Glenn Thorpe and I built Orbie to attack that problem. It’s a prompt-engineered analytical system running in Claude Code that coordinates 16 data source integrations, 8 investigation skills, and 2 background enrichment agents across structured, reproducible workflows — with one rule we never bent on: never assume, always query, show your work.

The full architecture, the failure modes, and where it’s going are in the talk we gave at the February 2026 installment of [un]prompted, above, and you can get some more info and freebies at https://github.com/GreyNoise-Intelligence/2026-labs-unprompted.

There’s going to be another [un]prompted likely later this year and I highly recommend attending and — if you have some of your own accomplishments to share — presenting. It was an incredible experience.

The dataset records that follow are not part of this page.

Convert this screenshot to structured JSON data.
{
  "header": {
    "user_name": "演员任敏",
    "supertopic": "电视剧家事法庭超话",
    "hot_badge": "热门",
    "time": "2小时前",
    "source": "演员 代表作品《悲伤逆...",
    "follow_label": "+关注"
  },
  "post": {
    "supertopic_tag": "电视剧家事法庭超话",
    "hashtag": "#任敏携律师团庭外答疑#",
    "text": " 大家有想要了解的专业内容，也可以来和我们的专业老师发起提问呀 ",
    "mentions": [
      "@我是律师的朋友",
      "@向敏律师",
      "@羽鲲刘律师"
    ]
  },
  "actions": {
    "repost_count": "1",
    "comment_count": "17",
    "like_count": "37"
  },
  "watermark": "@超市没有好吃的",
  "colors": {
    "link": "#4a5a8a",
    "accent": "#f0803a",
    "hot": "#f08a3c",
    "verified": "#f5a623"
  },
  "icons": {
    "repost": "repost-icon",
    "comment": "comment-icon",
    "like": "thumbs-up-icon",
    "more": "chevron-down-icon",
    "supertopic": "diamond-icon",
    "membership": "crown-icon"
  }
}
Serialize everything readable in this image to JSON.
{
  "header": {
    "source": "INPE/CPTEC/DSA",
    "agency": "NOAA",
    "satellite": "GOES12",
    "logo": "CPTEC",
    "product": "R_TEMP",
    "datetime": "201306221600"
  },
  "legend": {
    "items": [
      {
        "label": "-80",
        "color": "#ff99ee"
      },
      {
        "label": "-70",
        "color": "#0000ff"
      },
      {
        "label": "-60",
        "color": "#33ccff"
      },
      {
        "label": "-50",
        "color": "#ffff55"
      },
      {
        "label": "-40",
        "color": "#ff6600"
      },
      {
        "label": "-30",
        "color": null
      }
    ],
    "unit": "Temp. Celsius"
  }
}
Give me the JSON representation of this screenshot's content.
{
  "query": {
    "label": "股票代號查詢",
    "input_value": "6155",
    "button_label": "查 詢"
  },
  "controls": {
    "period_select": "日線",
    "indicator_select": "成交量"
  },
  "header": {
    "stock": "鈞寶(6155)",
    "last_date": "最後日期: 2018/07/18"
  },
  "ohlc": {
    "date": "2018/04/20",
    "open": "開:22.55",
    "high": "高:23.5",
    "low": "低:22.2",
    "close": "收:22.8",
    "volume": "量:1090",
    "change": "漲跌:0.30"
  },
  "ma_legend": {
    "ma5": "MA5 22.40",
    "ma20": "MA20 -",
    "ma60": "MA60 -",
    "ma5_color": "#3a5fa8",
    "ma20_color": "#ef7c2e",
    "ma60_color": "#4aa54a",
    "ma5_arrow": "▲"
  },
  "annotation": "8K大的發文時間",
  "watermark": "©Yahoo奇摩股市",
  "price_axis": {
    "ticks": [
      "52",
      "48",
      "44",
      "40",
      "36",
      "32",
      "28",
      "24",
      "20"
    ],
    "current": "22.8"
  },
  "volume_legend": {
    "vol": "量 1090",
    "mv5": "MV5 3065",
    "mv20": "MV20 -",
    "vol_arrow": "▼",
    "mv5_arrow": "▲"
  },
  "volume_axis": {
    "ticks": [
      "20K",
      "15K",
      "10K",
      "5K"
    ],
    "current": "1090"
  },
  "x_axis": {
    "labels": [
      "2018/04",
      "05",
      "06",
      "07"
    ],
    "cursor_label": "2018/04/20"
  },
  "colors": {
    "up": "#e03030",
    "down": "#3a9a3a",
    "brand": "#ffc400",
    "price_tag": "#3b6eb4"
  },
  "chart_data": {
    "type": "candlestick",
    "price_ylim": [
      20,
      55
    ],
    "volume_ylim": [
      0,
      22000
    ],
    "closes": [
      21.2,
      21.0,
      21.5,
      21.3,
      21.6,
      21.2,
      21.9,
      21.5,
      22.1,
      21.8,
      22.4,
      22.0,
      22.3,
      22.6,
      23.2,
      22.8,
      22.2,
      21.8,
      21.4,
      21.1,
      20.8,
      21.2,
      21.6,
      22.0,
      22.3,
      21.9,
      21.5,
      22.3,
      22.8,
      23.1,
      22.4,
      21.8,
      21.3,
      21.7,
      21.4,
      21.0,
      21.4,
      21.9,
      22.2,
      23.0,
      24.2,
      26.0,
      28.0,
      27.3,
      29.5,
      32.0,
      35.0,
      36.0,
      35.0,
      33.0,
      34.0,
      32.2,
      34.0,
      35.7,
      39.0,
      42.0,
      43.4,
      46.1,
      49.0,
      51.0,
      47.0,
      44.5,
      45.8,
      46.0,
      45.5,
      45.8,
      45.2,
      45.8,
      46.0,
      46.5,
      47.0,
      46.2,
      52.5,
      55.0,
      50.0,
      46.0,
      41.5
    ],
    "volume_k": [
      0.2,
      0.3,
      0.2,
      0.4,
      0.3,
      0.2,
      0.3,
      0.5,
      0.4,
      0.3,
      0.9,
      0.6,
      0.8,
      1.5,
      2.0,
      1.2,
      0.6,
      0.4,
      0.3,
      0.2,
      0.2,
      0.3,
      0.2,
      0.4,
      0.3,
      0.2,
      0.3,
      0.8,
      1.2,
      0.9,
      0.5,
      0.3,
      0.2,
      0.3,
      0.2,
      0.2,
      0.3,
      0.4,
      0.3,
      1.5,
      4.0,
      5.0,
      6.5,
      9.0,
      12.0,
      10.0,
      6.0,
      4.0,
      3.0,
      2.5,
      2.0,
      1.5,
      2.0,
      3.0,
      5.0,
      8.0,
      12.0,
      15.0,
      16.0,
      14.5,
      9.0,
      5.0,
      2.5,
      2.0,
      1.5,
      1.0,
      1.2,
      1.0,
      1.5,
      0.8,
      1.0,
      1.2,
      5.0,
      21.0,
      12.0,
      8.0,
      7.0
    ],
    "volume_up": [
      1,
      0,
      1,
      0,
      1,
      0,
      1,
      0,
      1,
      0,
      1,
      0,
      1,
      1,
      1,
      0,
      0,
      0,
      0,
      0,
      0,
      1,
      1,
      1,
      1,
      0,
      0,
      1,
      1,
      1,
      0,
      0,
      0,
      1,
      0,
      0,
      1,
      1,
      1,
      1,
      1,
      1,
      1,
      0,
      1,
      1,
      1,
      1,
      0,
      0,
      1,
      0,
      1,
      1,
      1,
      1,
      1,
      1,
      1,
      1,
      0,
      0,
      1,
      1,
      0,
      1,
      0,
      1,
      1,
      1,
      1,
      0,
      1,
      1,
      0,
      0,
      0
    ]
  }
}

In the past ~4 weeks I have personally observed some irrefutable things in “AI” that are very likely going to cause massive shocks to employment models in IT, software development, systems administration, and cybersecurity. I know some have already seen minor shocks. They are nothing compared to what’s highly probably ahead.

Nobody likely wants to hear this, but you absolutely need to make or take time this year to identify what you can do that AI cannot do and create some of those items if your list is short or empty.

The weavers in the 1800s used violence to get a 20-year pseudo-reprieve before they were pushed into obsolescence. We’ve got ~maybe 18 months. I’m as pushback-on-this-“AI”-thing as makes sense. I’d like for the bubble to burst. Even if it does, the rulers of our clicktatorship will just fuel a quick rebuild.

Four human-only capabilities in security

In my (broad) field, I think there are some things that make humans 110% necessary. Here’s my list — and it’d be great if folks in very subdomain-specific parts of cyber would provide similar ones. I try to stay in my lane.

1. Judgment under uncertainty with real consequences

These new “AI” systems can use tools to analyze a gazillion sessions and cluster payloads, but they do not (or absolutely should not) bear responsibility for the “we’re pulling the plug on production” decision at 3am. This “weight of consequence” shapes human expertise in ways that inform intuition, risk tolerance, and the ability to act decisively with incomplete information.

Organizations will continue needing people who can own outcomes, not just produce analysis.

2. Adversarial creativity and novel problem framing

The more recent “AI” systems are actually darn good at pattern matching against known patterns and recombining existing approaches. They absolutely suck at the “genuinely novel” — the attack vector nobody has documented, the defensive technique that requires understanding how a specific organization actually operates versus how it should operate.

The best security practitioners think like attackers in ways that go beyond “here are common TTPs.”

3. Institutional knowledge and relationship capital

A yuge one.

Understanding that the finance team always ignores security warnings — especially Dave — during quarter-close. That the legacy SCADA system can’t be patched because the vendor went bankrupt in 2019. That the CISO and CTO have a long-running disagreement about cloud migration.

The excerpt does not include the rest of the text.